Wakil Kepala Sekolah Bidang Kurikulum, Siti Latifah, S.Pd, menjelaskan bahwa kesiapan sekolah tidak terlepas dari implementasi koding yang telah dilakukan lebih awal.
“Pembelajaran koding sudah kami laksanakan sejak 2021. Artinya sekarang memasuki tahun kelima.
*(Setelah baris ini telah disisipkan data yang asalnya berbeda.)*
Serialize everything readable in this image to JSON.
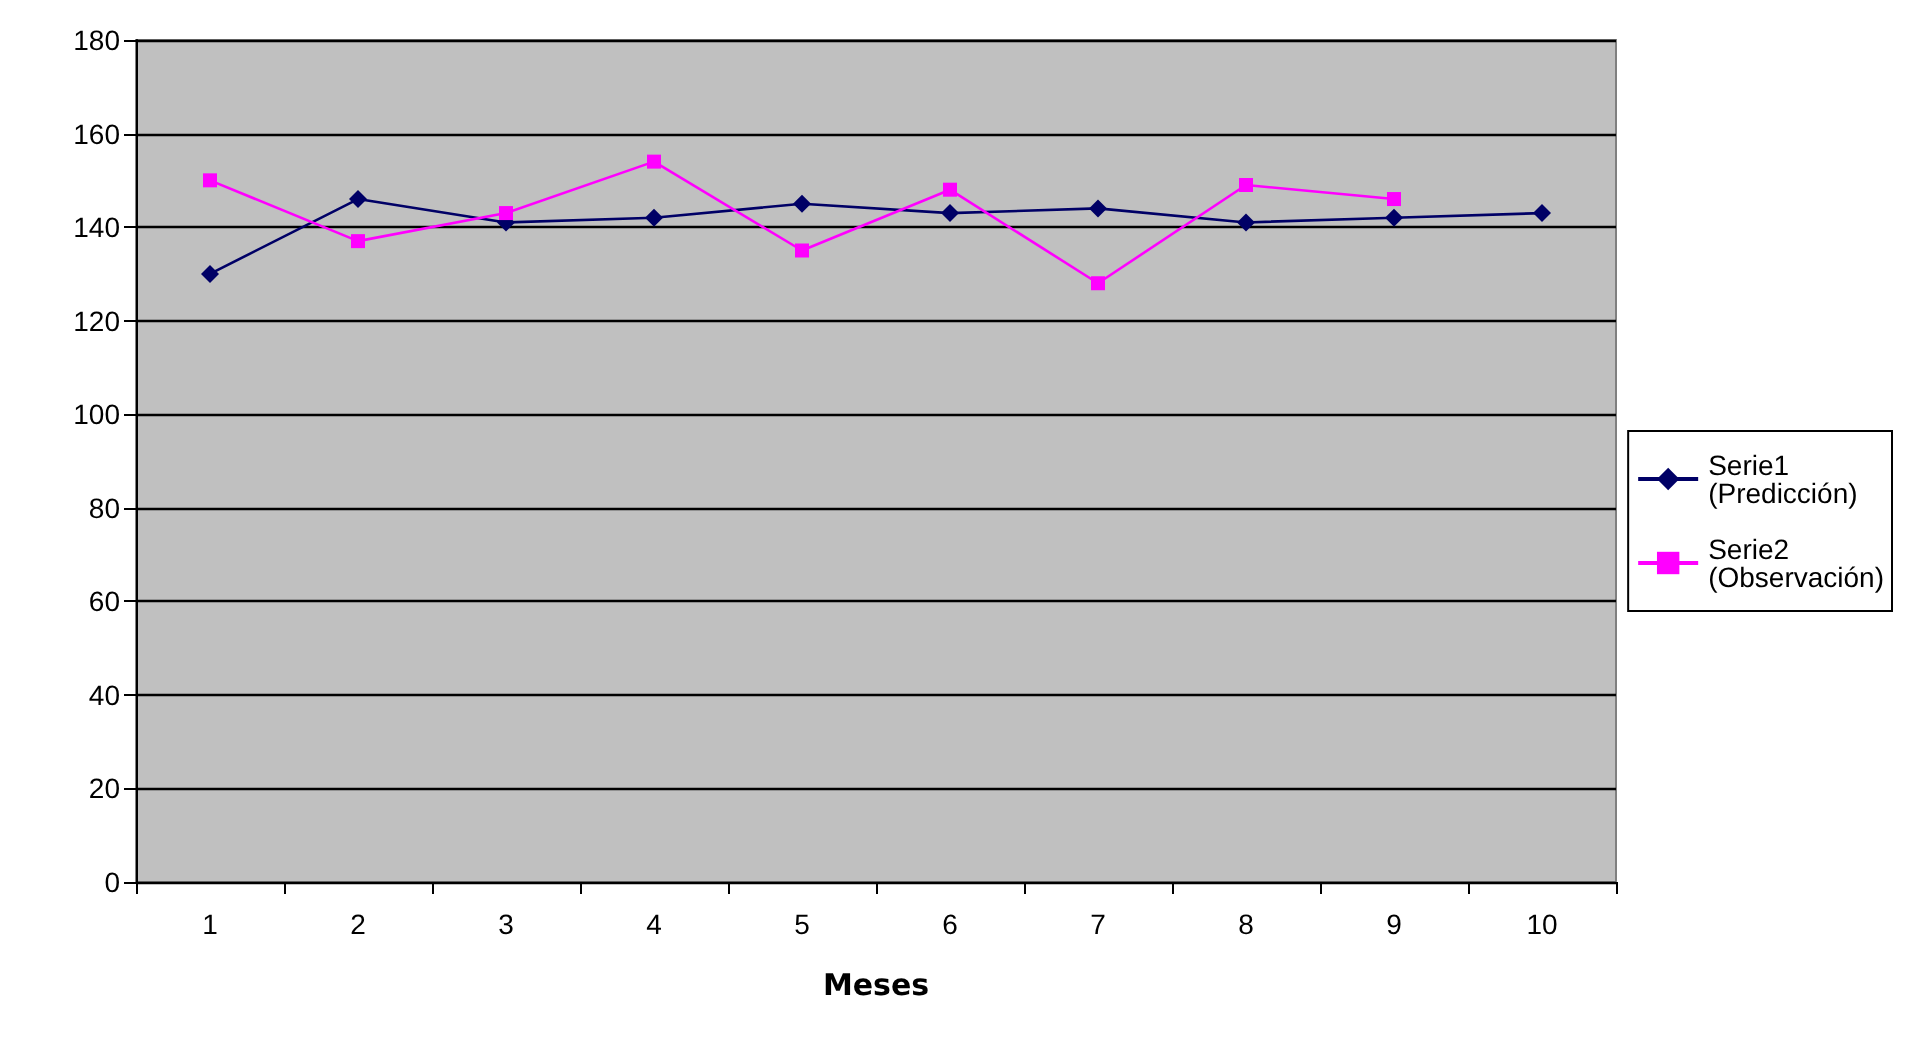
{
  "chart_data": {
    "type": "line",
    "xlabel": "Meses",
    "categories": [
      "1",
      "2",
      "3",
      "4",
      "5",
      "6",
      "7",
      "8",
      "9",
      "10"
    ],
    "series": [
      {
        "name": "Serie1 (Predicción)",
        "color": "#000066",
        "marker": "diamond",
        "values": [
          130,
          146,
          141,
          142,
          145,
          143,
          144,
          141,
          142,
          143
        ]
      },
      {
        "name": "Serie2 (Observación)",
        "color": "#ff00ff",
        "marker": "square",
        "values": [
          150,
          137,
          143,
          154,
          135,
          148,
          128,
          149,
          146,
          null
        ]
      }
    ],
    "ylim": [
      0,
      180
    ],
    "yticks": [
      0,
      20,
      40,
      60,
      80,
      100,
      120,
      140,
      160,
      180
    ],
    "grid": "y",
    "legend": "right"
  }
}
Kami mulai dari kelas 3 sampai 6, sedangkan dari dinas hanya untuk kelas 5 dan 6,” jelasnya.
Ia menambahkan, pembelajaran juga diperkuat melalui pendekatan bernalar kritis yang dikemas dalam proyek STEAM sebagai tugas akhir siswa kelas 6.
“Pendekatan ini menjadi salah satu ciri dari pembelajaran mendalam, karena siswa tidak hanya belajar konsep, tetapi juga memecahkan masalah dan menghasilkan karya,” tambahnya.

Mugeb Sekolah Unggul
Lebih lanjut, Latifah mengungkapkan bahwa sekolah juga telah ditetapkan sebagai sekolah unggul oleh Dikdasmen Pimpinan Pusat Muhammadiyah.
“Unggul artinya ada sesuatu yang lebih yang tidak dimiliki sekolah lain,” tegasnya.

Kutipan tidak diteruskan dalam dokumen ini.